Wools’s eyes couldn’t find anything to look at in the dim light of the elevator, so he tried to look at everything at once, except Chiun. ‘You know, when we are able to start accepting full-size shipments of waste. So far we’ve got no more than a few tons of low-grade nuclear waste.”
“So you’ve been doing what for the past three years, just getting things ready?” Remo asked.
“Getting things ready? Try pulling off one of the great feats of mining engineering of all time. We enlarged a small, dry gem mine into a vast storage hub for the world’s nuclear waste. The resources have been staggering. The cost—I can tell you nuke guys—the cost is gonna be over a billion.”
Remo glared at Wools. “A billion invested dollars, right?”
“Yes. No government funds.”
“So if there was a murder down there, it means there’s another way in that you don’t know about, right?”
“That’s impossible!” Wools chuckled.
“That’s the most insincere laugh I think I’ve ever heard, and I was talking to a used-car salesman just today so you know that’s saying a lot. Bet you’ve got a financial stake here, huh?”
“Yes, and so do you!” Wools fished a roll of documents out of his pocket, peeling off a small stack each for Remo and Chiun.
“They’re worth about three thousand bucks each today,” Wools said somberly, “but if this place is even half as successful as the company projects—pow! You’re looking at a tens or hundreds of thousands!”
“Thanks, but no.” Remo handed his shares back to Wools.

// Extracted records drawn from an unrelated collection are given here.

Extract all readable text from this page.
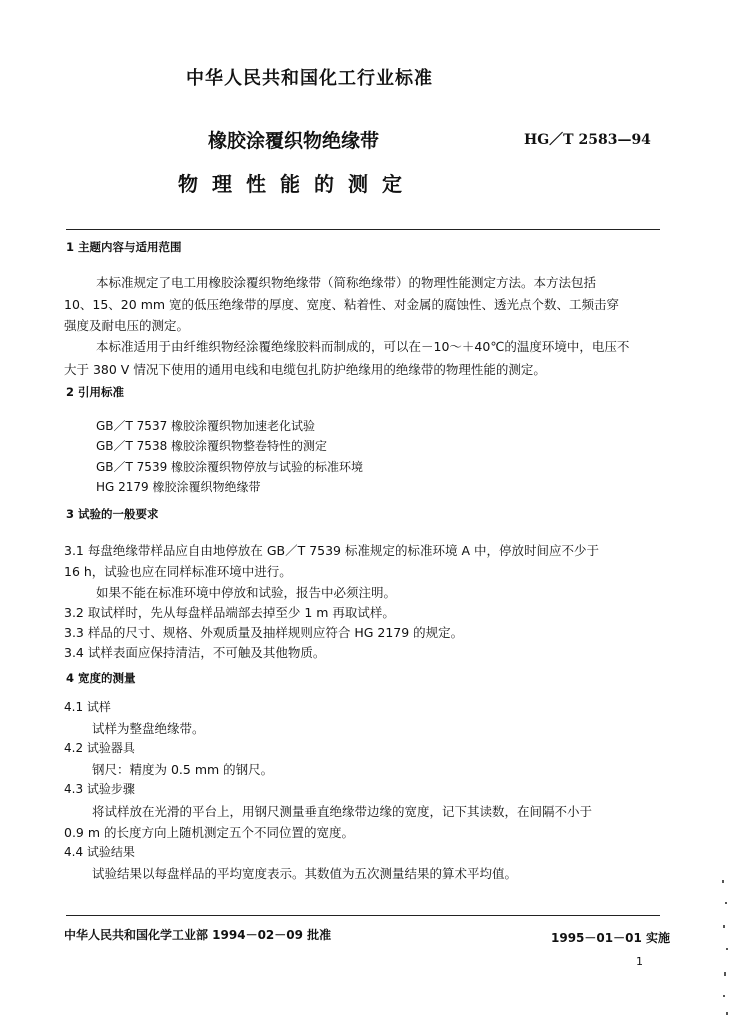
中华人民共和国化工行业标准
橡胶涂覆织物绝缘带	HG／T 2583—94
物理性能的测定
1 主题内容与适用范围
本标准规定了电工用橡胶涂覆织物绝缘带（简称绝缘带）的物理性能测定方法。本方法包括
10、15、20 mm 宽的低压绝缘带的厚度、宽度、粘着性、对金属的腐蚀性、透光点个数、工频击穿
强度及耐电压的测定。
本标准适用于由纤维织物经涂覆绝缘胶料而制成的，可以在－10～＋40℃的温度环境中，电压不
大于 380 V 情况下使用的通用电线和电缆包扎防护绝缘用的绝缘带的物理性能的测定。
2 引用标准
GB／T 7537 橡胶涂覆织物加速老化试验
GB／T 7538 橡胶涂覆织物整卷特性的测定
GB／T 7539 橡胶涂覆织物停放与试验的标准环境
HG 2179 橡胶涂覆织物绝缘带
3 试验的一般要求
3.1 每盘绝缘带样品应自由地停放在 GB／T 7539 标准规定的标准环境 A 中，停放时间应不少于
16 h，试验也应在同样标准环境中进行。
如果不能在标准环境中停放和试验，报告中必须注明。
3.2 取试样时，先从每盘样品端部去掉至少 1 m 再取试样。
3.3 样品的尺寸、规格、外观质量及抽样规则应符合 HG 2179 的规定。
3.4 试样表面应保持清洁，不可触及其他物质。
4 宽度的测量
4.1 试样
试样为整盘绝缘带。
4.2 试验器具
钢尺：精度为 0.5 mm 的钢尺。
4.3 试验步骤
将试样放在光滑的平台上，用钢尺测量垂直绝缘带边缘的宽度，记下其读数，在间隔不小于
0.9 m 的长度方向上随机测定五个不同位置的宽度。
4.4 试验结果
试验结果以每盘样品的平均宽度表示。其数值为五次测量结果的算术平均值。
中华人民共和国化学工业部 1994－02－09 批准	1995－01－01 实施
1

Wools looked hopefully at Chiun. “No better than a check,” Chiun declared, gesturing at the shares he had discarded on the floor of the elevator.
“You always carry printed shares around with you like this?” Remo asked.
“Yeah. All the time.” Wools retrieved his documents while Chiun peered out the sides into the blackness below.
“Remo, it worries me,” Chiun said in Korean. “I fear this place might make it happen to you again.”
“Don’t even talk about it, Chiun. Let’s just leave it alone.”
“Also, I did not have the opportunity to finish my apology. It was I who brought the sickness upon you.”
“Chiun, just stop, okay? Save it for later. Like when we’re sitting at home some night with nothing better to do, then maybe we’ll talk.” Remo could hear himself being defensive. Well, he had the right to be defensive. Whatever happened out on the highway had been just terrible.
He shut off the memory, hard, and concentrated on the here and now.
“I have a bad feeling about this little rat and his billion-dollar rodent den,” Remo said, still in Korean.
“He has said almost nothing that is truthful,” Chirm agreed. “We should be prepared to encounter dangerous radiation.”
“We should be looking out for knives aiming at our backs,” Remo added, nodding at Wools, who didn’t notice. He was too busy plotting.